Editors Note: Sitka Athlete Dave Smith is a master decoy carver and waterfowl fanatic. His jewelry collection competes with Hollywood royalty, even if it's just metal and plastic. Here’s how he's accumulated such a stockpile over the years.
I was the first among a group of about ten of my waterfowl friends to ever kill a cackler collar. We constantly talked about it and saw them once in a while scouting, but never when hunting. We'd never heard of anyone shooting one, but heard of guys that wait for big flocks to land and look them over with binos. That’s how almost everyone thinks it’s done, but this is a hopeless endeavor. Spotting them in the air is the way to do it without hitting other birds.

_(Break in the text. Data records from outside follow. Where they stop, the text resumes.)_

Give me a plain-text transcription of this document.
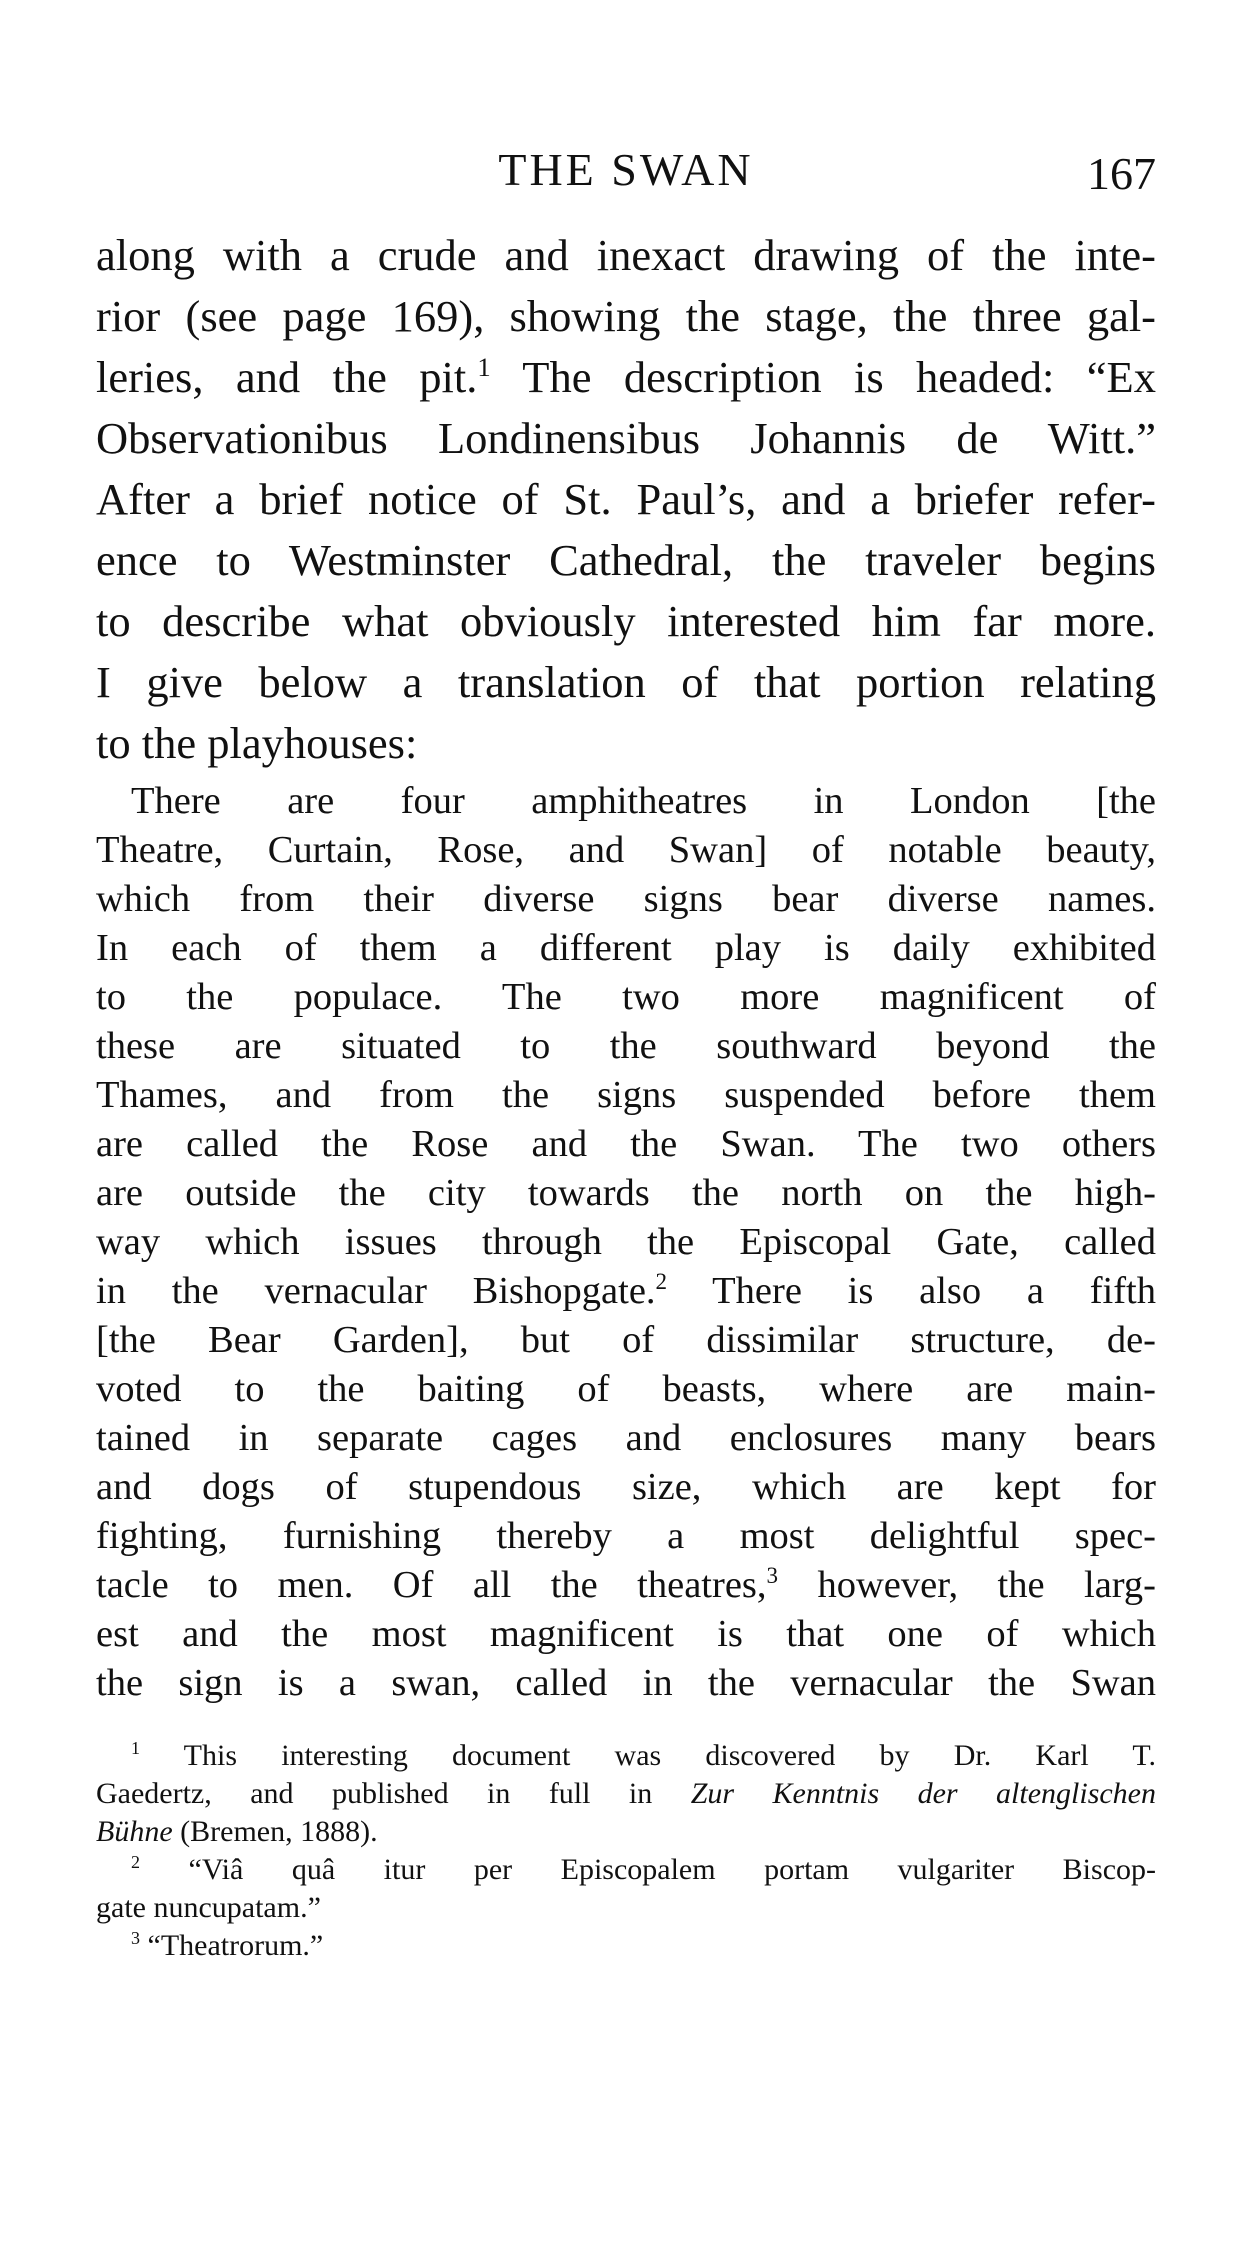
THE SWAN	167
along with a crude and inexact drawing of the inte-
rior (see page 169), showing the stage, the three gal-
leries, and the pit.$^1$ The description is headed: “Ex
Observationibus Londinensibus Johannis de Witt.”
After a brief notice of St. Paul’s, and a briefer refer-
ence to Westminster Cathedral, the traveler begins
to describe what obviously interested him far more.
I give below a translation of that portion relating
to the playhouses:
There are four amphitheatres in London [the
Theatre, Curtain, Rose, and Swan] of notable beauty,
which from their diverse signs bear diverse names.
In each of them a different play is daily exhibited
to the populace. The two more magnificent of
these are situated to the southward beyond the
Thames, and from the signs suspended before them
are called the Rose and the Swan. The two others
are outside the city towards the north on the high-
way which issues through the Episcopal Gate, called
in the vernacular Bishopgate.$^2$ There is also a fifth
[the Bear Garden], but of dissimilar structure, de-
voted to the baiting of beasts, where are main-
tained in separate cages and enclosures many bears
and dogs of stupendous size, which are kept for
fighting, furnishing thereby a most delightful spec-
tacle to men. Of all the theatres,$^3$ however, the larg-
est and the most magnificent is that one of which
the sign is a swan, called in the vernacular the Swan
$^1$ This interesting document was discovered by Dr. Karl T.
Gaedertz, and published in full in Zur Kenntnis der altenglischen
Bühne (Bremen, 1888).
$^2$ “Viâ quâ itur per Episcopalem portam vulgariter Biscop-
gate nuncupatam.”
$^3$ “Theatrorum.”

I was guiding and had a huge grind of cacklers going, however, I was in the general zone where you can only kill one. So, I began looking for blocks of four or more tavs before calling the shot because I hated educating the entire group. As the birds circled, I locked eyes on a collar. I was so nervous as it came into range I ended up missing the first shot. I was shaking horribly! I knocked him down on the second just before my client shot into a group of seven lessors. It was an 11-year-old collar. Now we had confirmation it could be done. They could be spotted in the air and shot.

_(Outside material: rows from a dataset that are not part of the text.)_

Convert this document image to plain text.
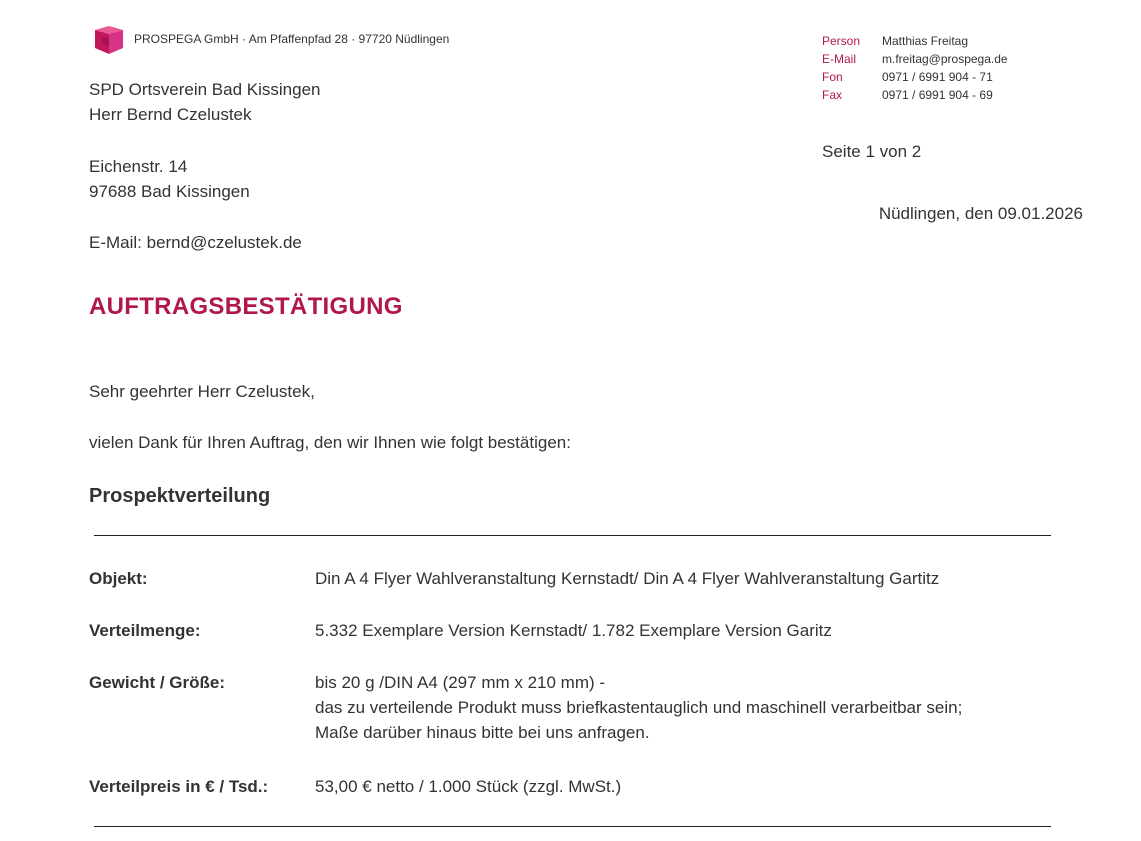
PROSPEGA GmbH · Am Pfaffenpfad 28 · 97720 Nüdlingen	Person	Matthias Freitag
E-Mail	m.freitag@prospega.de
Fon	0971 / 6991 904 - 71
Fax	0971 / 6991 904 - 69
Seite 1 von 2
Nüdlingen, den 09.01.2026
SPD Ortsverein Bad Kissingen
Herr Bernd Czelustek
Eichenstr. 14
97688 Bad Kissingen
E-Mail: bernd@czelustek.de
AUFTRAGSBESTÄTIGUNG
Sehr geehrter Herr Czelustek,
vielen Dank für Ihren Auftrag, den wir Ihnen wie folgt bestätigen:
Prospektverteilung
Objekt:	Din A 4 Flyer Wahlveranstaltung Kernstadt/ Din A 4 Flyer Wahlveranstaltung Gartitz
Verteilmenge:	5.332 Exemplare Version Kernstadt/ 1.782 Exemplare Version Garitz
Gewicht / Größe:	bis 20 g /DIN A4 (297 mm x 210 mm) -
das zu verteilende Produkt muss briefkastentauglich und maschinell verarbeitbar sein;
Maße darüber hinaus bitte bei uns anfragen.
Verteilpreis in € / Tsd.:	53,00 € netto / 1.000 Stück (zzgl. MwSt.)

I was starting to get good at it, but had so few opportunities. The collars I came across were tiny and yellow, and lesser collars were blue. Some shiny new ones came around, and several that were well over a decade old. Some had plastic tarsus bands in addition to their stainless steel leg bands. These were real trophies.
I remember whining to Fred Zink about not having any bands or collars around and he told me to quit whining and go find some. So that’s exactly what I did. Shortly after, Bill Saunders told me of a big banding project on the lower Columbia. What happened next, and for the next six or eight years, couldn’t have been more ideal.
There were dark, resident birds down on the lower river that they wanted eliminated. No one could shoot them in the winter, because it was so difficult to determine if they were the dark, hybrid resident birds, or pure, migrating Dusky Canada Geese.
Through the banding project, they began placing white collars on the resident birds so hunters could target them. Needless to say, I spent an obscene amount of time down in Pacific County Washington, in remote, low-population areas with some of the most breathtaking scenery. I hunted those birds on everything from tide flats to pastures. There were only about 400 of them, but about one in ten had a collar and a band!
The toughest part was remaining disciplined. I wanted to make this kind of hunting last for years and years. There were times I could’ve killed flocks, but it would’ve meant less birds in the future. So I practiced patience, even to the dislike of my hunting companions. It worked out, because I had over six years of incredible memories and experiences. Several days I took more than one, and, remarkably, two days my four-bird limit all wore collars.
These hunts were in cooperation with wildlife managers, and that was the beauty of it. Several officials often joined in on the action. I began checking in more of these birds than the rest of Washington and Oregon combined, which attracted some attention. I hunted with biologists, managers and law-enforcement personnel. Like the story always goes, it eventually came to an end.
These days, the most “common” collar around the valley is the yellow cackler collar, but they are there under an entirely different circumstance. These collars are used to establish population data, not for targeting purposes. In Oregon, we are asked to not purposely target collars and for the most part, I abide.
Last year, for the first time in six, I was here in Oregon for opening day of goose season. There was another group of hunters set up in the same field and, as expected, they shot at every group of birds inside 100 yards. This caused us to miss out on tons of flocks. I managed to shoot two cacklers for old-time’s sake. Both collared.
It’s ironic that targeting collared birds is frowned upon. The cost of a collar is next to nothing, numerous volunteers are available for banding projects and many times non-profit groups cover the helicopter or boat costs. In my opinion banded birds is a fantastic and unique trophy hunting experience.